What does it mean to have the courage of our convictions?
Last week, Rev. Stephen M. Kelly, a 71-year-old Catholic priest, was sentenced in federal court to almost three years in prison. What was his crime? He was part of a Ploughshares group protesting of U.S. nuclear weapons policy that took place at a Georgia naval base in 2018. The National Catholic Reporter (10/16/2020) reported that “Kelly described himself in a pre-sentence statement as a ‘prisoner of conscience for Christ,’ and one who preaches against ‘the sin that flourishes in weapons of mass destruction.’” The article also reported that Kelly “said he was not concerned with the effectiveness of his protest, but rather with being faithful to his Christian calling,” citing the call to beat our swords into ploughshares (Isaiah 2:4) which inspired the Ploughshares name as originally founded by Daniel Berrigan.
The picture is of the dangerous miscreants before they began their action, with Kelly in the center in glasses. Conviction is an interesting word – Kelly was convicted in criminal court, but he was in court because of his conviction of what God demanded of him. Those convictions have led him to spend at least a decade in prison, including six years in solitary confinement.

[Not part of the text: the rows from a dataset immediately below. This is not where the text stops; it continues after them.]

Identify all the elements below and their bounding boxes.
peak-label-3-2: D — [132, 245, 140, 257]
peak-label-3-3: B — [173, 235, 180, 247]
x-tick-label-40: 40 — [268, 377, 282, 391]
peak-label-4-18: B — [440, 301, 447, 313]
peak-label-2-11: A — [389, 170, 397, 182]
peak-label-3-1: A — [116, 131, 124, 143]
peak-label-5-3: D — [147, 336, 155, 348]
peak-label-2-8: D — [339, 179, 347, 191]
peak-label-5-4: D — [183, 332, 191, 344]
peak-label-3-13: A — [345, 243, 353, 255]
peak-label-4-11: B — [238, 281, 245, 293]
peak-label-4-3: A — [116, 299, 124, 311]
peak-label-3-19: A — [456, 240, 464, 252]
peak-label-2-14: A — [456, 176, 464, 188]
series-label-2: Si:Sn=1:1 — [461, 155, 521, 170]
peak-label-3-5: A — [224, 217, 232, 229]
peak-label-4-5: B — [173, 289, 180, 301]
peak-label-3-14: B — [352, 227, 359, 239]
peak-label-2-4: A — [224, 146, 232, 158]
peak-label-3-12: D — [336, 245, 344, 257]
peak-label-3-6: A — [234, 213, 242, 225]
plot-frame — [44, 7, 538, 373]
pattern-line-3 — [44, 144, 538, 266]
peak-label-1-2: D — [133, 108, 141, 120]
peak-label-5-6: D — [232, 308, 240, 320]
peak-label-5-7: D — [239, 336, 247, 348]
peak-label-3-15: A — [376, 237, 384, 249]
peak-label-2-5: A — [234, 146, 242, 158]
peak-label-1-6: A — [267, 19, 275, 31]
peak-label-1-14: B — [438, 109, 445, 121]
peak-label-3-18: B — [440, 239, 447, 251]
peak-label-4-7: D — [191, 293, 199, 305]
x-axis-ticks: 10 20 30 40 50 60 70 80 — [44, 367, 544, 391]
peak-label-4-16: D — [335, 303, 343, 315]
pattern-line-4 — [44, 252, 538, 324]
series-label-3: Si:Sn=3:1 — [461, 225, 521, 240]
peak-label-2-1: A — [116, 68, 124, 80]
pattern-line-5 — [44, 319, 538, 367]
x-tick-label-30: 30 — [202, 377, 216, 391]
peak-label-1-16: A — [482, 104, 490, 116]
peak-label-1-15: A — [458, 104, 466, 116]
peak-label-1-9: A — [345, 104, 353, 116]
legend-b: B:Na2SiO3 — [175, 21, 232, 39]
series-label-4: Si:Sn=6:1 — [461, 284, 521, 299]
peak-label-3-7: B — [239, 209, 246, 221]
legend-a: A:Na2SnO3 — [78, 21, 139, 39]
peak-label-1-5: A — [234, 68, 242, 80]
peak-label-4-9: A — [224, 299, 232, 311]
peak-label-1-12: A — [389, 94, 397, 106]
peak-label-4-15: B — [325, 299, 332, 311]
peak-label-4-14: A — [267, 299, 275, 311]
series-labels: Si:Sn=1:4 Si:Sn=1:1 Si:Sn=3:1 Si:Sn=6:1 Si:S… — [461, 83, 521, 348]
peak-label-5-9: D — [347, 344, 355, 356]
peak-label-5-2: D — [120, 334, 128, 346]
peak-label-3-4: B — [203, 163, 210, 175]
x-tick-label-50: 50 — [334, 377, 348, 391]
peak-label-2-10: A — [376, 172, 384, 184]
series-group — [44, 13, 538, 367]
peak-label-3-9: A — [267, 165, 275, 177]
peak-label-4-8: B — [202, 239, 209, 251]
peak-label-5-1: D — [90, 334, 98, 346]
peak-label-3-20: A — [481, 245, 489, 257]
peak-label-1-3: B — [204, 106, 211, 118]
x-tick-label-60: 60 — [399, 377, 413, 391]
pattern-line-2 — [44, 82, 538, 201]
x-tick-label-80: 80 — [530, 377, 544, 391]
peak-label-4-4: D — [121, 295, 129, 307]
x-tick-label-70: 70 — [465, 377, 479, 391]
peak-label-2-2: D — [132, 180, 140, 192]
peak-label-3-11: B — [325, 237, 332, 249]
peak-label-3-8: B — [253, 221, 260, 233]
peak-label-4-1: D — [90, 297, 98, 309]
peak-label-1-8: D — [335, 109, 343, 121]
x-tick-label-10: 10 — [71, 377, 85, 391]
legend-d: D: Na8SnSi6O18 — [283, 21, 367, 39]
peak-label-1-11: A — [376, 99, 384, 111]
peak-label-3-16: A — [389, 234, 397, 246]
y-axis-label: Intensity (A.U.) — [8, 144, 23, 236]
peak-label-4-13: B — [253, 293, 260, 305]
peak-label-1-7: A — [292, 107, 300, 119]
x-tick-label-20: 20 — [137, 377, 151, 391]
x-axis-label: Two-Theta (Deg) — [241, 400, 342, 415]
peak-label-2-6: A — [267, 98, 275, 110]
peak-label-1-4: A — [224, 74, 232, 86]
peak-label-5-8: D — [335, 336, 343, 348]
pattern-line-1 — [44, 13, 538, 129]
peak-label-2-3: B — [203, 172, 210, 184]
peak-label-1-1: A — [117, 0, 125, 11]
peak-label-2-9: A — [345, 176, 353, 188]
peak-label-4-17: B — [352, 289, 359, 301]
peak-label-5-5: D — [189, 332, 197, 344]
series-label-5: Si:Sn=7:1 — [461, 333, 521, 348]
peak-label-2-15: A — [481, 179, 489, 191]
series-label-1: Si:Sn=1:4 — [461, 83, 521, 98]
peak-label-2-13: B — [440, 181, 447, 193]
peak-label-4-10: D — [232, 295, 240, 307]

Rev. Kelly is the latest of many role models of pacifists who put their own freedom, safety and even lives on the line to try to stop the killing. I remember years ago doing an annual presentation for high school aged kids at my church along with a very honorable member of the military. He regularly said that, while war is certainly always a sad development, some things are worth dying for. And my response was that some things indeed are worth dying for, but for me, that does not mean they are worthy of killing for.
What are you called to do to prevent war and reduce the risk of catastrophic use of nuclear weapons? What cost are you willing to incur? What does it mean, for each of us, to have the courage of our convictions?